Practical Recommendations for Building a Functional Outpatient System
If Illinois and similar states are going to make a meaningful shift toward outpatient restoration, several steps will be essential:
1. Develop Dedicated Forensic Housing
Short-term, supervised housing tied to restoration programs
Similar to step-down units or transitional residential programs
Reduces noncompliance and improves engagement
2. Expand Forensic Case Management
Lower caseloads for high-need defendants
Real-time coordination with courts and attorneys
Focus on engagement, not just compliance
3. Create Regional Restoration Hubs
Community mental health centers with specialized forensic tracks
Standardized protocols across regions
Reduces variability in quality
4. Integrate Courts into the Process
Regular status hearings focused on restoration progress
Clear communication between providers and attorneys
Early identification of noncompliance or deterioration
5. Use a Stepped-Care Model
Start outpatient when appropriate
Escalate to inpatient only when clinically necessary
Allow movement back to outpatient after stabilization
6. Fund the Full Continuum, and not Just Treatment
Housing, transportation, and case management are not “extras”
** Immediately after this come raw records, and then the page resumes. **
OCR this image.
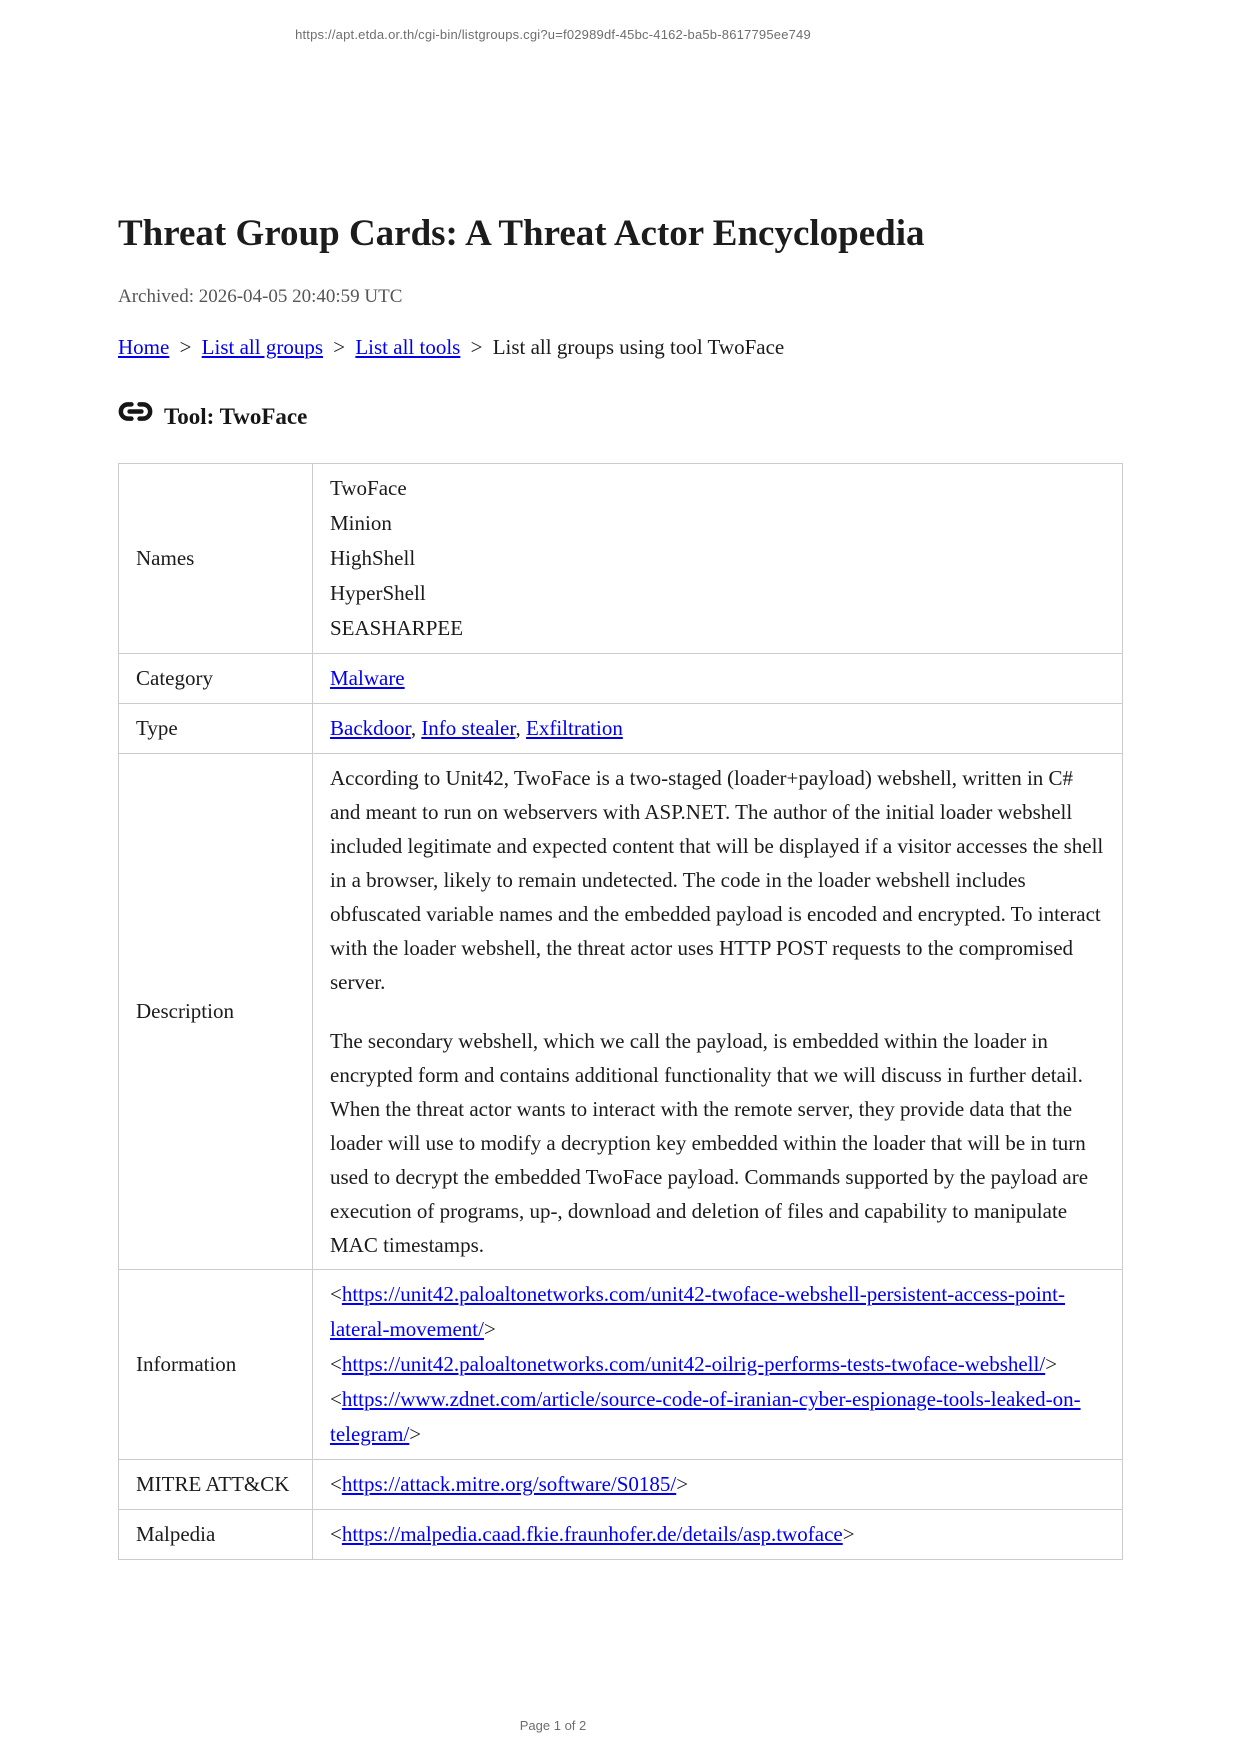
https://apt.etda.or.th/cgi-bin/listgroups.cgi?u=f02989df-45bc-4162-ba5b-8617795ee749
Threat Group Cards: A Threat Actor Encyclopedia
Archived: 2026-04-05 20:40:59 UTC
Home > List all groups > List all tools > List all groups using tool TwoFace
Tool: TwoFace
Names	TwoFace
Minion
HighShell
HyperShell
SEASHARPEE

Category	Malware
Type	Backdoor, Info stealer, Exfiltration
Description	According to Unit42, TwoFace is a two-staged (loader+payload) webshell, written in C# and meant to run on webservers with ASP.NET. The author of the initial loader webshell included legitimate and expected content that will be displayed if a visitor accesses the shell in a browser, likely to remain undetected. The code in the loader webshell includes obfuscated variable names and the embedded payload is encoded and encrypted. To interact with the loader webshell, the threat actor uses HTTP POST requests to the compromised server.

The secondary webshell, which we call the payload, is embedded within the loader in encrypted form and contains additional functionality that we will discuss in further detail. When the threat actor wants to interact with the remote server, they provide data that the loader will use to modify a decryption key embedded within the loader that will be in turn used to decrypt the embedded TwoFace payload. Commands supported by the payload are execution of programs, up-, download and deletion of files and capability to manipulate MAC timestamps.

Information	<https://unit42.paloaltonetworks.com/unit42-twoface-webshell-persistent-access-point-lateral-movement/>
<https://unit42.paloaltonetworks.com/unit42-oilrig-performs-tests-twoface-webshell/>
<https://www.zdnet.com/article/source-code-of-iranian-cyber-espionage-tools-leaked-on-telegram/>

MITRE ATT&CK	<https://attack.mitre.org/software/S0185/>
Malpedia	<https://malpedia.caad.fkie.fraunhofer.de/details/asp.twoface>
Page 1 of 2
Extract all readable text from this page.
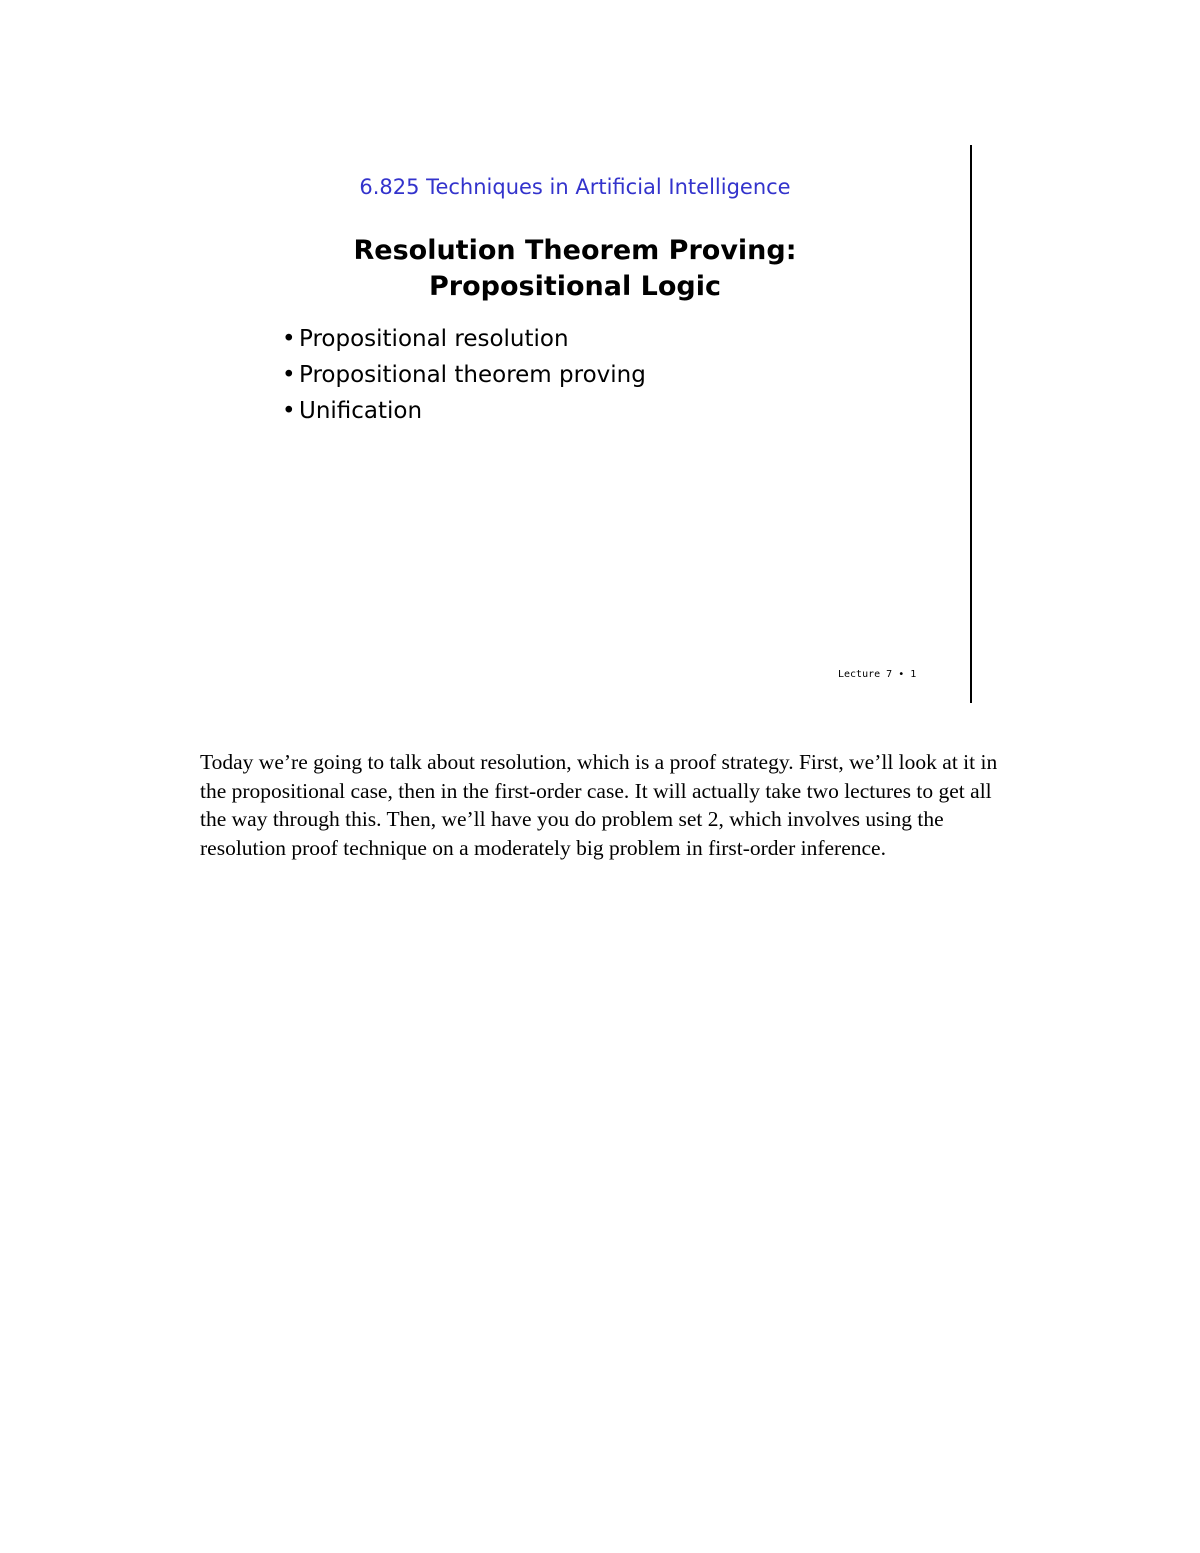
6.825 Techniques in Artificial Intelligence
Resolution Theorem Proving:
Propositional Logic
• Propositional resolution
• Propositional theorem proving
• Unification
Lecture 7 • 1

Today we’re going to talk about resolution, which is a proof strategy. First, we’ll look at it in the propositional case, then in the first-order case. It will actually take two lectures to get all the way through this. Then, we’ll have you do problem set 2, which involves using the resolution proof technique on a moderately big problem in first-order inference.
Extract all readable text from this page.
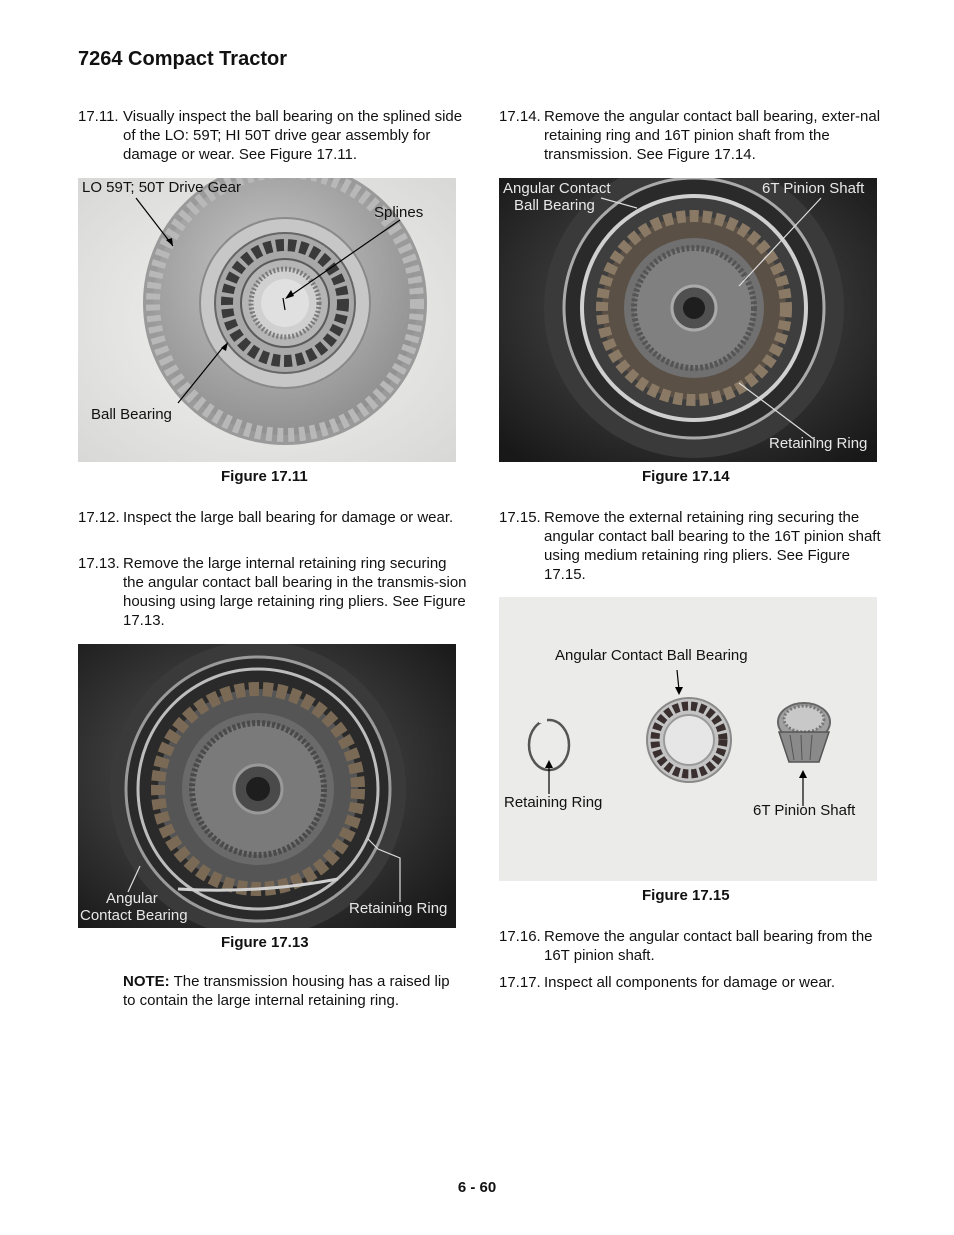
7264 Compact Tractor
17.11. Visually inspect the ball bearing on the splined side of the LO: 59T; HI 50T drive gear assembly for damage or wear. See Figure 17.11.
LO 59T; 50T Drive Gear
Splines
Ball Bearing
Figure 17.11
17.12. Inspect the large ball bearing for damage or wear.
17.13. Remove the large internal retaining ring securing the angular contact ball bearing in the transmis-sion housing using large retaining ring pliers. See Figure 17.13.
Angular
Contact Bearing	Retaining Ring
Figure 17.13
NOTE: The transmission housing has a raised lip to contain the large internal retaining ring.
17.14. Remove the angular contact ball bearing, exter-nal retaining ring and 16T pinion shaft from the transmission. See Figure 17.14.
Angular Contact
Ball Bearing
6T Pinion Shaft
Retaining Ring
Figure 17.14
17.15. Remove the external retaining ring securing the angular contact ball bearing to the 16T pinion shaft using medium retaining ring pliers. See Figure 17.15.
Angular Contact Ball Bearing
Retaining Ring	6T Pinion Shaft
Figure 17.15
17.16. Remove the angular contact ball bearing from the 16T pinion shaft.
17.17. Inspect all components for damage or wear.
6 - 60
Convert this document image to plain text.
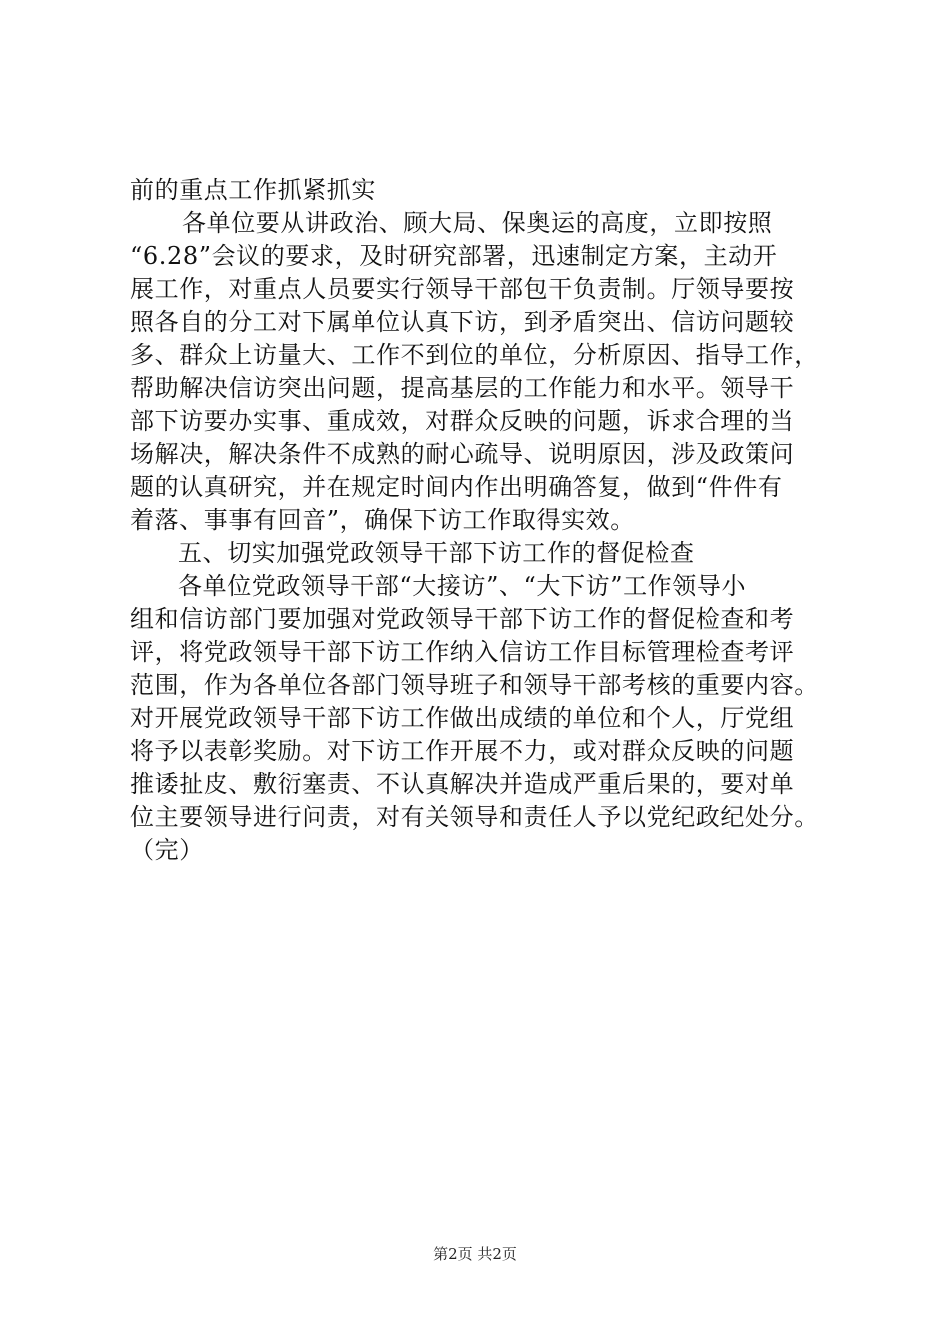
前的重点工作抓紧抓实
各单位要从讲政治、顾大局、保奥运的高度，立即按照
“6.28”会议的要求，及时研究部署，迅速制定方案，主动开
展工作，对重点人员要实行领导干部包干负责制。厅领导要按
照各自的分工对下属单位认真下访，到矛盾突出、信访问题较
多、群众上访量大、工作不到位的单位，分析原因、指导工作，
帮助解决信访突出问题，提高基层的工作能力和水平。领导干
部下访要办实事、重成效，对群众反映的问题，诉求合理的当
场解决，解决条件不成熟的耐心疏导、说明原因，涉及政策问
题的认真研究，并在规定时间内作出明确答复，做到“件件有
着落、事事有回音”，确保下访工作取得实效。
五、切实加强党政领导干部下访工作的督促检查
各单位党政领导干部“大接访”、“大下访”工作领导小
组和信访部门要加强对党政领导干部下访工作的督促检查和考
评，将党政领导干部下访工作纳入信访工作目标管理检查考评
范围，作为各单位各部门领导班子和领导干部考核的重要内容。
对开展党政领导干部下访工作做出成绩的单位和个人，厅党组
将予以表彰奖励。对下访工作开展不力，或对群众反映的问题
推诿扯皮、敷衍塞责、不认真解决并造成严重后果的，要对单
位主要领导进行问责，对有关领导和责任人予以党纪政纪处分。
（完）
第2页 共2页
They are essential to restoration success
A Practical Framework for Decision-Making
When deciding between inpatient and outpatient restoration, a useful clinical question is:
Does this person need structure to become fit, or do they need support?
Structure → Inpatient
Support → Outpatient
The challenge in Illinois and other states is that many individuals need support, while the system has historically been built to provide structure.
Final Thoughts
Many states are moving in the right direction. The laws increasingly favor outpatient restoration, and state agencies are investing in its expansion. But the success of this shift ultimately depends on one critical factor: Outpatient restoration must be treated as a system, and not a setting.
Without housing, case management, and coordinated care, outpatient restoration will continue to underperform. With those supports in place, it has the potential to:
Reduce waiting lists at forensic facilities
Reduce jail-based deterioration
Improve restoration outcomes
Preserve defendants’ rights
Use resources more efficiently
In short, the question is no longer whether outpatient restoration should expand. The question is whether we are willing to build the infrastructure required to make it work.